A Durable Power of Attorney is someone who has your approval and the authority to manage financial affairs on your behalf. This includes signing checks, managing property, selling your home, changing retirement plan beneficiaries, and more.
A Medical Power of Attorney is the person you designate to make decisions regarding your health care when you’re unable to make the decisions for yourself.
It’s important to designate any power of attorney while you still have the mental capacity to make the decision. This allows you to put your trust in the person of your choice when it comes to these important matters.
Advantages of Estate Planning
The best time to plan your estate is now! There are so many advantages to getting started today.
Here are just a few of them:
- Clarify who gets your assets and how much.
- Choose who will care for minor children instead of leaving that up to the court judge.
- Set up a special needs trust for disabled loved ones.
- Determine who will manage your estate
- Engage in tax planning.
- Provide for business succession planning.
- Leave instructions for your digital assets.
- Provide a home for pets.
- Provide funeral instructions.
- Support favorite charitable causes and leave a legacy.
- Save time, money and stress for loved ones.
- Lower the potential for family disputes.
- Gain peace of mind.
Probate, Trust & Guardianship Litigation
An estate planning lawyer can also assist you when disputes arise relative to a trust, will, gift, or guardianship. At Caperton Walling Law Firm, PLLC we take our client’s wishes seriously and will address all disputes.
Call Caperton Walling Law Firm, PLLC today at (972) 839-1040 to learn more about the estate planning process or contact us online.
Frequently Asked Questions
What is Estate Planning?
Estate planning is the act of creating a plan to manage your estate both while you’re alive and after you’ve passed away. Every person can benefit from estate planning regardless of net worth.

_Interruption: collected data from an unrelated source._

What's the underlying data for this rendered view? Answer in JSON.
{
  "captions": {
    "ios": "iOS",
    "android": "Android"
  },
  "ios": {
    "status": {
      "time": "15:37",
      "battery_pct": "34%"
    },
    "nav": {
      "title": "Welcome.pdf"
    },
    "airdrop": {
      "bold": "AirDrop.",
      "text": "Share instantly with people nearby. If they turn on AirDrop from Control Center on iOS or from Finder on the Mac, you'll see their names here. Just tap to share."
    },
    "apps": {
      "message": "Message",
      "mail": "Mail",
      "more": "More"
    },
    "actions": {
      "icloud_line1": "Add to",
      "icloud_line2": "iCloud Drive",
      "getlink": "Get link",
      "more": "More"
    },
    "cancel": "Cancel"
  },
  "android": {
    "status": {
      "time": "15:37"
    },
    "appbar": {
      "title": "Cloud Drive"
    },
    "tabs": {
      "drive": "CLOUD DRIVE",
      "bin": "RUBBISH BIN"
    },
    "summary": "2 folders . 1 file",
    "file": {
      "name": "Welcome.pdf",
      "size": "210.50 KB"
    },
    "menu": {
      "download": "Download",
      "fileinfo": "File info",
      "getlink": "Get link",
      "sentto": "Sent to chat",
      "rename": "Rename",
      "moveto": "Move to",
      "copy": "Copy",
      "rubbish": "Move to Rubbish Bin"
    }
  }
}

Can I create my own estate plan?
While you can create your own estate plan and there are resources to do so online, it’s always better to work with trained and qualified estate planning attorneys to ensure things are done in accordance with all applicable laws. If your estate isn’t planned properly then your loved ones may be forced to endure ongoing issues with the distribution of your estate which can be both stressful and costly.
Do I need an estate plan if I hold all my assets jointly with another?
Yes. If you or the person you hold assets with find themselves in a situation where you’re the surviving owner of assets that were held jointly, then you’ll need to be able to transfer that asset in the event of your death. Having things arranged ahead of time saves a lot of work and heartache at a later date.
When should an estate plan be reviewed?
It’s a good idea to review your estate plan regularly. We suggest either quarterly or twice a year if things are actively changing. If your life is relatively the same from year to year then you may be able to get away with only reviewing your estate plan every two or three years. However, if something has changed then it’s a good idea to review your estate plan sooner than later.
Do I need a Will if I have a small estate?
Having a will, regardless of the size of your estate, will ensure your assets are divided in the way that you prefer. The state of Texas has a statute that allows the state the ability to dictate how your assets are distributed if you lack a will. This means that things may not be distributed in accordance with your wishes should you pass.
What are Trusts?
A trust is essentially an account that holds assets. They are typically used to hold assets for minors or adults who have been deemed incompetent.